Trustee Kevin Ryan said, “The EDC is a recommending body, but we (the Board) have the final word. We don’t want to be counter-productive.”
Agreeing with him was Trustee Pete Kats. ”I agree, we need to control our liquor licenses, we need to take a good hard look at it and set a number. But to say ‘No’ to this one would be wrong. A lot of hard work has gone into this project.”
Prior to the vote, Dziedzic responded to McElroy’s comment about the earlier approval of Roma’s Café, stating that there had been a misunderstanding with the owner of Eli’s Café about the timing of the paperwork needed for his application.
“They have come forward in good faith and provided the information needed and have offered to make the changes we had requested regarding the type of food they will serve. We are comfortable with allowing another liquor license at this time.”
In a statement before the vote was taken, Mayor Mary Werner said, “I have supported this project from the beginning because the business owner, Elias Mseeh, also owns the property and has proved to be a good business partner with the village.”
In a later interview, McElroy said, “We need to make sure we are all on the same page with our long-range plans and what we want for the village. We (the EDC) need more communication from the liquor commissioner (the mayor) and building, licensing and ordinances.
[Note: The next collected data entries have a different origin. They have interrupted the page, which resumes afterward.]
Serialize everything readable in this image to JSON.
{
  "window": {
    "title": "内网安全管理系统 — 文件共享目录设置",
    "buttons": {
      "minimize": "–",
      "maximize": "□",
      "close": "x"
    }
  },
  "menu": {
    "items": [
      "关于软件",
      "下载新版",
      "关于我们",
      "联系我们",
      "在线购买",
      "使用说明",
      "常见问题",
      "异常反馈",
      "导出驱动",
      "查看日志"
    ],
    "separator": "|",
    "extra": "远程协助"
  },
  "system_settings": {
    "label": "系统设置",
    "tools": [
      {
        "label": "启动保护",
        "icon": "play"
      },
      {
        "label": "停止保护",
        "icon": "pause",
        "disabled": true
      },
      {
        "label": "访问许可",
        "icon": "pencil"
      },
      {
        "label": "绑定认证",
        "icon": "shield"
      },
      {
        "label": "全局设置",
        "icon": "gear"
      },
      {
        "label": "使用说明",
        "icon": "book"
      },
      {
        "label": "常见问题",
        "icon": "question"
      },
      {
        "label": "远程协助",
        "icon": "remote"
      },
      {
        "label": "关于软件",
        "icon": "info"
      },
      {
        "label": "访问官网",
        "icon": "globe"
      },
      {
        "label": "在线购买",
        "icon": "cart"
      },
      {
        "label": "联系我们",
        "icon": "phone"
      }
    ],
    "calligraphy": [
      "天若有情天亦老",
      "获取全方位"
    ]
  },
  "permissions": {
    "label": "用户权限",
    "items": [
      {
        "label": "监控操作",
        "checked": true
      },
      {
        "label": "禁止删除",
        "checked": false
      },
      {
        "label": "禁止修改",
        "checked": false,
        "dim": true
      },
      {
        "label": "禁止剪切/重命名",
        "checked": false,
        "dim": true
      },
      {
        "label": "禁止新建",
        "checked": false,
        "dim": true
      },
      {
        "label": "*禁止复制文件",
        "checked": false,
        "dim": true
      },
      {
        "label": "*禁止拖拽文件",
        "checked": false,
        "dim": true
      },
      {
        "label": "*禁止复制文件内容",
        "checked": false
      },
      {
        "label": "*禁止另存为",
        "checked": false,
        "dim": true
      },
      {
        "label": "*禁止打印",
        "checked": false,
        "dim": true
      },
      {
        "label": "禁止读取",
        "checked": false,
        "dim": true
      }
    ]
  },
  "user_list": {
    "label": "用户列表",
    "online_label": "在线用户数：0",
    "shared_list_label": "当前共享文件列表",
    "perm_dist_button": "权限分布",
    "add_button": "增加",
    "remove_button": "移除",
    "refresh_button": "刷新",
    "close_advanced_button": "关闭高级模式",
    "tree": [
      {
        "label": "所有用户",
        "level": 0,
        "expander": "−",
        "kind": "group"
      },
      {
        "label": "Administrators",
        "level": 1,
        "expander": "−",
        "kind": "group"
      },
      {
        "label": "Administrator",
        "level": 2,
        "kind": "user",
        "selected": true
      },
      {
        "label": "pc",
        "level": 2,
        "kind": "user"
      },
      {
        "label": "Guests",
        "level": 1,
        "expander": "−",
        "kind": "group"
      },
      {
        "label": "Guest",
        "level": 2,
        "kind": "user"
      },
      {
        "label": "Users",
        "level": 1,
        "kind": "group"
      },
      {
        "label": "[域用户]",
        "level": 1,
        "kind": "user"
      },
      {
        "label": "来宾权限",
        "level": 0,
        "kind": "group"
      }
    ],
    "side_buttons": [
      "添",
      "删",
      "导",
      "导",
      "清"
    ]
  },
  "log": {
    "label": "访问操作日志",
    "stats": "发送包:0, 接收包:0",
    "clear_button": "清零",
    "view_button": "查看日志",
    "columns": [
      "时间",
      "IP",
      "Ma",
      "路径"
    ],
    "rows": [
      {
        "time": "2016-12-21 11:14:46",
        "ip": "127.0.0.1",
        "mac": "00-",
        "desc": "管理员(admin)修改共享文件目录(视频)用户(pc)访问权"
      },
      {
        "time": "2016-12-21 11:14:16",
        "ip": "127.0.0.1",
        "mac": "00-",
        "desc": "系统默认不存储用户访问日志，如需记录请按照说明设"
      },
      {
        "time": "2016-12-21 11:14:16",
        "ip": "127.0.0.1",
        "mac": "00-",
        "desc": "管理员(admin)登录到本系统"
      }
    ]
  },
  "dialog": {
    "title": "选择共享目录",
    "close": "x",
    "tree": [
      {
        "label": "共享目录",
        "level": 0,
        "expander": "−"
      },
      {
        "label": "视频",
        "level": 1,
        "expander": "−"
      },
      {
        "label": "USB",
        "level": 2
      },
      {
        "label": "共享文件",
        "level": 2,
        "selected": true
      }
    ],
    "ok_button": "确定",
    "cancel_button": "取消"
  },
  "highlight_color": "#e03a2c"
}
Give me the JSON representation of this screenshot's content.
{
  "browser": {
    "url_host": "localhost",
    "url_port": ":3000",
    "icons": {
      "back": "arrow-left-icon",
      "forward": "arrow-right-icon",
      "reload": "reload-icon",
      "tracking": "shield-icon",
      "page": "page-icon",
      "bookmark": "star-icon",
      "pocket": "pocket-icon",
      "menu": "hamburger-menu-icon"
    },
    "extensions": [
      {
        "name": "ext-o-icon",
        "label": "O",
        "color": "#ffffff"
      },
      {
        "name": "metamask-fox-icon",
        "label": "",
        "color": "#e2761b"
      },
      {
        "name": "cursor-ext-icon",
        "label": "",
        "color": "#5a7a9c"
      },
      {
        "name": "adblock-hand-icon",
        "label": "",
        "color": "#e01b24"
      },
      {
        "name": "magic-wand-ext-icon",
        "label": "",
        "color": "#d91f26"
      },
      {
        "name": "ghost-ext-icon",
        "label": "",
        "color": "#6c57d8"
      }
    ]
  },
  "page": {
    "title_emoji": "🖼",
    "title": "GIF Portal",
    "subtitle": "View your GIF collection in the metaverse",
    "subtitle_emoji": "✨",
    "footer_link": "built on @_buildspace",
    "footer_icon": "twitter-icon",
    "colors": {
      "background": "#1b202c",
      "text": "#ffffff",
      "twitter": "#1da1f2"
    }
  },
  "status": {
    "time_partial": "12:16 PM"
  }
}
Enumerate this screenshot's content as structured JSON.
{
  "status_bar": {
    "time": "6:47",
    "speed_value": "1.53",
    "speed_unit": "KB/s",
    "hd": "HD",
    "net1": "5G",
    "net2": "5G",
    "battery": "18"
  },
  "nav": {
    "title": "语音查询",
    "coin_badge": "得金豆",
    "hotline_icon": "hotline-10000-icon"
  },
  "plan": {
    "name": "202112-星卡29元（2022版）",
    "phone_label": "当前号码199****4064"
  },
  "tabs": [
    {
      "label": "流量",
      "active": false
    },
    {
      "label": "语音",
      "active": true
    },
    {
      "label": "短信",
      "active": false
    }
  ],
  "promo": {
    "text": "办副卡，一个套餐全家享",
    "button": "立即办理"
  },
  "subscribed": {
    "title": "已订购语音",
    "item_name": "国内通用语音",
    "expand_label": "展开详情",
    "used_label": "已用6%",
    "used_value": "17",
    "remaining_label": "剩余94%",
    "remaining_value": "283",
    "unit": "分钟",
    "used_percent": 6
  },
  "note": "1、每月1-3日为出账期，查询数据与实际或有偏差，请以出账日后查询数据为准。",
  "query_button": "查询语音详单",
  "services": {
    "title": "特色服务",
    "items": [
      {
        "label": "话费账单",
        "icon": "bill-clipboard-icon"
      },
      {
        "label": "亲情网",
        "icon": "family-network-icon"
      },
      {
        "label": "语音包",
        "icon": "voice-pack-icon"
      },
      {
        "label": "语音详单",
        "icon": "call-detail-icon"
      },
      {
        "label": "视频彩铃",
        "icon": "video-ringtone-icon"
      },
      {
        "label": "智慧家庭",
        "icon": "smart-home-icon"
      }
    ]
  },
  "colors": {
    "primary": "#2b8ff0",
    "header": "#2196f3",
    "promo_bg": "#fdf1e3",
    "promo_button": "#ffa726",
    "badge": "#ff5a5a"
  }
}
These applications should be coming to the EDC first for review, especially on businesses prohibited by our Municipal Code. How long are we supposed to wait for paperwork to be in order? We need more control of what is coming in. I believe we are over saturated with video gambling businesses and I am not in favor of any more being approved.”
Werner later addressed those issues.
“The heart of the problem seems to be that the Board has the authority to change an ordinance,” said Werner. “There are two mandates in our Municipal Code; the number of liquor ordinances allowed and the number of tattoo licenses. If we want to add a liquor license, we can change the ordinance, which is what we did in this case.”
Werner reiterated that she had been for this project from day one because the business owner was also the landlord and had proved to be a good partner with the village.
“The building has been empty for a long time and he has maintained it and kept it in good shape,” she said.
She added that even though there had been a delay in the paperwork being turned in, when Mseeh returned in September still expressing the desire to open the business, Werner sent an email to the trustees on Sept. 10 asking if they were interested in adding a liquor license. All were in favor except McElroy.
Werner said she notified Dziedzic of the responses on Sept. 14. In October, the required paperwork was returned. The next step was for the EDC to review it. On Oct. 6, all the information was provided to the EDC so they would have it for their Nov. 12 meeting.
“The bottom line is that even though the EDC does not recommend an approval, the Board has the final authority” Werner said.
Currently, there are 24 liquor licenses in Worth, with 13 of them issued to businesses with video gambling, including the recent approval of licenses for Roma’s Café (not open yet) and Eli’s Café.
In other business, the board voted approval to continue its Electric Aggregation Program and Power Supply Agreement with Eligo Energy LLC. The contract calls for a flat rate charge to residents and no charge for opting out of the program.